Teachers and counselors worked closely with students to make sure there were not schedule conflicts, and a section of Senior Odyssey was offered almost every period so it would not conflict with other senior classes.
One student has been offered the option of not coming to certain Senior Odyssey classes if he can do the work at home, Lamansky said.
Students who plan to graduate mid-year are able to fulfill the entire Senior Odyssey credit during their first semester. It is the high school's policy that students come for seven semesters before they graduate, so students do not graduate after their junior years.
Pam Brenner, a parent of a 2003 SSHS graduate, a junior and a freshman, thinks Senior Odyssey should not be required senior year. What the students learn through the class is beneficial, but the information would be more helpful if spread out through students' high school careers.
"People I have talked to did not get options," Brenner said. "I do not feel they were given the flexibility the (School) Board wanted."
She said she thought students would be able to take other classes. She also said she worried that parents and seniors might not be as candid about the class or want to appeal being in the class because it is tied to a grade.
Mayer strongly disagreed with that concern and said that as teachers, she and Lamansky care about students first and would never hold a grudge or dock a student's grade if that student wanted to appeal the class.
Knezevich echoed that and said the School Board's decision that the class should be a requirement meant there were not options to replace it with another class. There are ways for students not to attend every class, but students still would have to meet common assessments, including a speech, community interview and the senior project.
Sheryl Pierson was another parent who told the School Board that she felt that Senior Odyssey should not be a requirement. Her daughter is a senior this year and also spoke out against the requirement.
Pierson said she is adopting a "wait-and-see" approach to the class, because her daughter has to take it. The class could be very valuable for some students, she said, but for students heading to college, the activities and lessons it offers come too late in the game.
Seniors seem to be aware of the controversy surrounding the requirement, mostly because last year's seniors were vocal about what they didn't like about Senior Odyssey.
"I heard nothing but complaints, nothing but time wasting a lot of work," senior Travis Mouffe said.
But, Mouffe said, he likes the class. It's given him time and resources to work on a resume, as well as college and scholarship applications.
Senior Odyssey was a seventh credit for him this semester, and though he could have taken an eighth, he decided not to take advanced placement Spanish because of the workload. Without Senior Odyssey, he said he probably would have taken Spanish.
Jenny Spencer, a senior this year, heard those complaints, too, but thinks the class is beneficial. She knows changes have been made, but she also knows that people tend to talk about what they don't like about something, rather than what they like.
She said she likely would have taken a fifth AP class if she didn't take Senior Odyssey, but that it wasn't much of a sacrifice.
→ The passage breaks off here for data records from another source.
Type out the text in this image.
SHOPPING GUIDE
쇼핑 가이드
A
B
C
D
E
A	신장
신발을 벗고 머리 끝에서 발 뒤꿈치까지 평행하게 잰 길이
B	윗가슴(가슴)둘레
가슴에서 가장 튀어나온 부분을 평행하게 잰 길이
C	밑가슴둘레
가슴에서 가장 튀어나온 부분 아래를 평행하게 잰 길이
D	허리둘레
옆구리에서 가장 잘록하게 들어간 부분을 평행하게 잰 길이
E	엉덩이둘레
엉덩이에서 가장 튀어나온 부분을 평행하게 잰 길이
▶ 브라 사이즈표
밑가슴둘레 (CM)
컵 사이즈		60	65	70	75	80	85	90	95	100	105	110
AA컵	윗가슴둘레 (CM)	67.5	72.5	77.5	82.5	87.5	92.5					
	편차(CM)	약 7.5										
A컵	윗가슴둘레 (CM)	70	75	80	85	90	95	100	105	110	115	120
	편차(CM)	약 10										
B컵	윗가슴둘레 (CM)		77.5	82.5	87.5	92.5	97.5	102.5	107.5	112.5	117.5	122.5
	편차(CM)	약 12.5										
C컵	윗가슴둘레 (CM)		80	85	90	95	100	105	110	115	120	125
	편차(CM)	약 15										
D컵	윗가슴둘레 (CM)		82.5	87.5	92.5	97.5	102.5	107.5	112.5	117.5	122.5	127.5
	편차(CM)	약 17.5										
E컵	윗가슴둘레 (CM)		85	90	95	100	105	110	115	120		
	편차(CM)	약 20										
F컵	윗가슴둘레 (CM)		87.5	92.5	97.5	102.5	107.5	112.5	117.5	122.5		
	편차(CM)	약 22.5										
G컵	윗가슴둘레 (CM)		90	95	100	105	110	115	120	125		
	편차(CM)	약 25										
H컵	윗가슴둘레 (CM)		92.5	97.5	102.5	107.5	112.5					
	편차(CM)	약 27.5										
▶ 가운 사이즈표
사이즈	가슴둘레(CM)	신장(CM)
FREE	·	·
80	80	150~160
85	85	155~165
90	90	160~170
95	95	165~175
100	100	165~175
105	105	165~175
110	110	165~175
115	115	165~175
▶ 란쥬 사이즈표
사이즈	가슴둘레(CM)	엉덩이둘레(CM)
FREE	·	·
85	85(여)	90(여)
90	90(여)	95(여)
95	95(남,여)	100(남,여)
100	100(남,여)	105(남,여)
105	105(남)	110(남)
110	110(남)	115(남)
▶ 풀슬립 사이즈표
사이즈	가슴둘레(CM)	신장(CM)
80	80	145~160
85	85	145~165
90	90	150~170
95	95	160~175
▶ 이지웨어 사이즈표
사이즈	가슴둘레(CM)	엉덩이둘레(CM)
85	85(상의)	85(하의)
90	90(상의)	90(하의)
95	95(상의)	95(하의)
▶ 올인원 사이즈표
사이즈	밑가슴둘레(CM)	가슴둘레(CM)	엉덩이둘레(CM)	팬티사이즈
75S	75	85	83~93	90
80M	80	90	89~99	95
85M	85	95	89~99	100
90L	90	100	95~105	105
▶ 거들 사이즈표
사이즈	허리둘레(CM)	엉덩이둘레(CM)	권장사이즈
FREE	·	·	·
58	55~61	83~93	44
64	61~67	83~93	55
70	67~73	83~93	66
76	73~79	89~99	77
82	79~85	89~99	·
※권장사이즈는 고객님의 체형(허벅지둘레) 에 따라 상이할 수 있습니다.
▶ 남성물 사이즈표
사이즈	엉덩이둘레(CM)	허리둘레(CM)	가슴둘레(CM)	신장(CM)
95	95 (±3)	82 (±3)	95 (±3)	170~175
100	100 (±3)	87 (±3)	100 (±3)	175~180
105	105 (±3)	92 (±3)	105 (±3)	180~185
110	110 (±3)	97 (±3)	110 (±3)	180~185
Spencer knows what she wants to do after high school, so she's using class time to work on college essays and scholarship applications. For one activity, she researched colleges. She knows where she wants to go, so was skeptical about whether the exercise would be helpful, but she said it ultimately was beneficial.
"You really kind of realize the reasons, rather than think, 'Oh it would be cool,'" she said.
Senior Heidi Hillenbrand said you get out what you put into the class.
"You can find out a lot about yourself, and really, it will help you make decisions on what you want to do with your future," she said.
Hillenbrand is a ski racer who plans to take a year off after high school to focus on racing. She eventually wants to go to college. She said the class is important because it lets students step back and examine where they're going.
"Then you can know what to do with your future," she said. "So many kids go through high school and learn this and that, and they never know what their strengths are and what they want to do with their lives."